We now have the means, with science, to determine what is good for what, and why. We can suffer the unfortunate fate of so many religions and maintain the supremacy of what we happen to believe, in spite of its being absolutely unsupported by a single empirical observation, or we can open our eyes and confirm or refute our current beliefs.
It is amazing that the great monotheistic religions of the world, though they all believe in a single creator of the universe, fail to coexist and cooperate. If yoga is going to grow in usefulness, physicians, yogis, and scientists must communicate in an atmosphere of mutual respect.

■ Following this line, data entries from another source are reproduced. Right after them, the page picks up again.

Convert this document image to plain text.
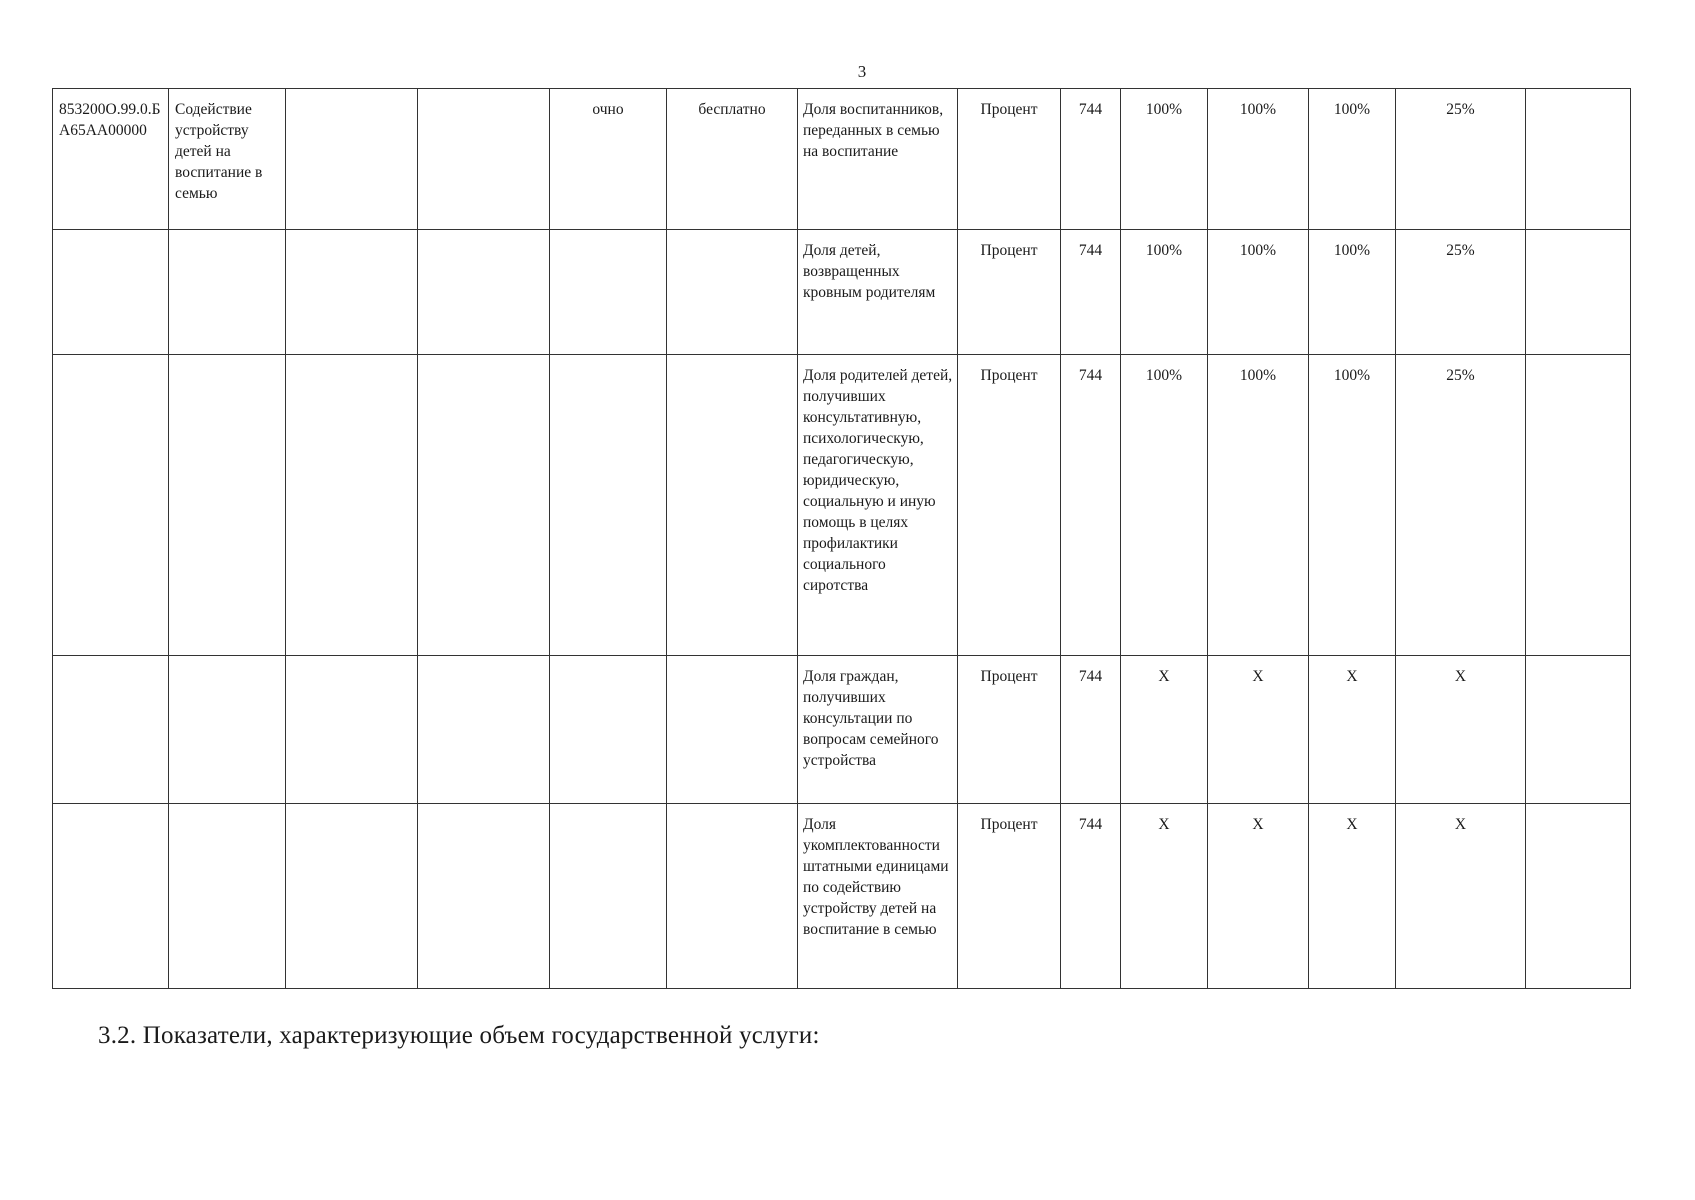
3
853200О.99.0.БА65АА00000	Содействие устройству детей на воспитание в семью			очно	бесплатно	Доля воспитанников, переданных в семью на воспитание	Процент	744	100%	100%	100%	25%	
						Доля детей, возвращенных кровным родителям	Процент	744	100%	100%	100%	25%	
						Доля родителей детей, получивших консультативную, психологическую, педагогическую, юридическую, социальную и иную помощь в целях профилактики социального сиротства	Процент	744	100%	100%	100%	25%	
						Доля граждан, получивших консультации по вопросам семейного устройства	Процент	744	Х	Х	Х	Х	
						Доля укомплектованности штатными единицами по содействию устройству детей на воспитание в семью	Процент	744	Х	Х	Х	Х	
3.2. Показатели, характеризующие объем государственной услуги:
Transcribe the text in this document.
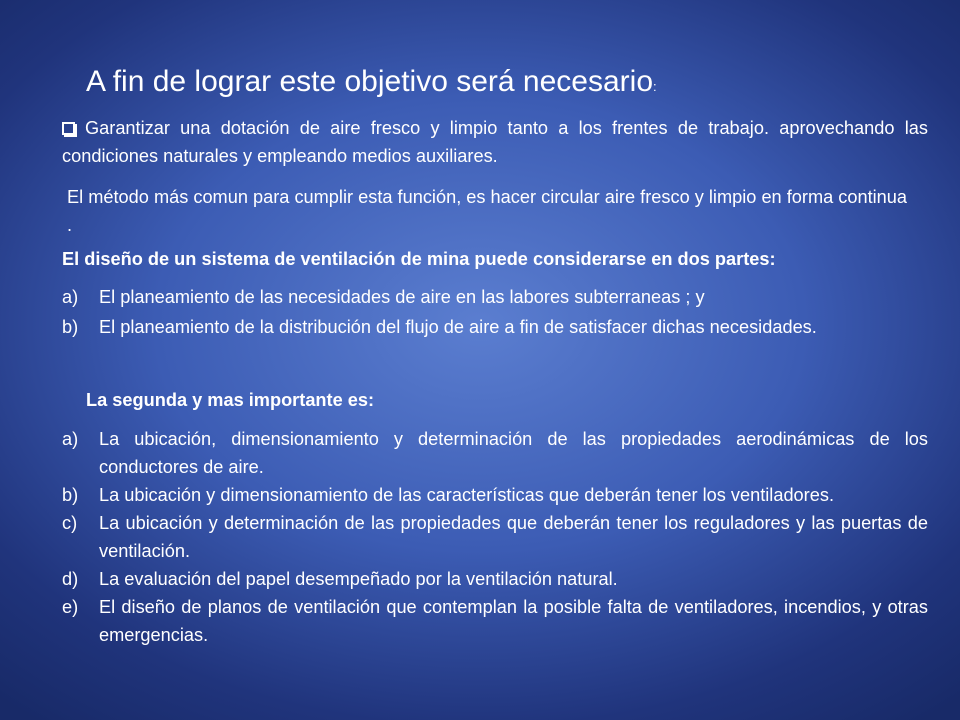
A fin de lograr este objetivo será necesario:
Garantizar una dotación de aire fresco y limpio tanto a los frentes de trabajo. aprovechando las condiciones naturales y empleando medios auxiliares.
El método más comun para cumplir esta función, es hacer circular aire fresco y limpio en forma continua .
El diseño de un sistema de ventilación de mina puede considerarse en dos partes:
a) El planeamiento de las necesidades de aire en las labores subterraneas ; y
b) El planeamiento de la distribución del flujo de aire a fin de satisfacer dichas necesidades.
La segunda y mas importante es:
a) La ubicación, dimensionamiento y determinación de las propiedades aerodinámicas de los conductores de aire.
b) La ubicación y dimensionamiento de las características que deberán tener los ventiladores.
c) La ubicación y determinación de las propiedades que deberán tener los reguladores y las puertas de ventilación.
d) La evaluación del papel desempeñado por la ventilación natural.
e) El diseño de planos de ventilación que contemplan la posible falta de ventiladores, incendios, y otras emergencias.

We happen to stand at the perimeter of a vast and well-kept clearing. It is the intersection of two great thoroughfares of thought, medicine and yoga, each many centuries in the making. One edge of the clearing may be empirical, another may be spiritual. The clearing is so great, compared to our capacity for sensing and understanding, that from one side we cannot easily see to the other. We can stubbornly claim one small part of it as our own, and diligently defend its boundaries. Or we can explore.
This article is an excerpt from Loren Fishman’s book, Yoga for Arthritis, published by W. W. Norton & Company, Inc.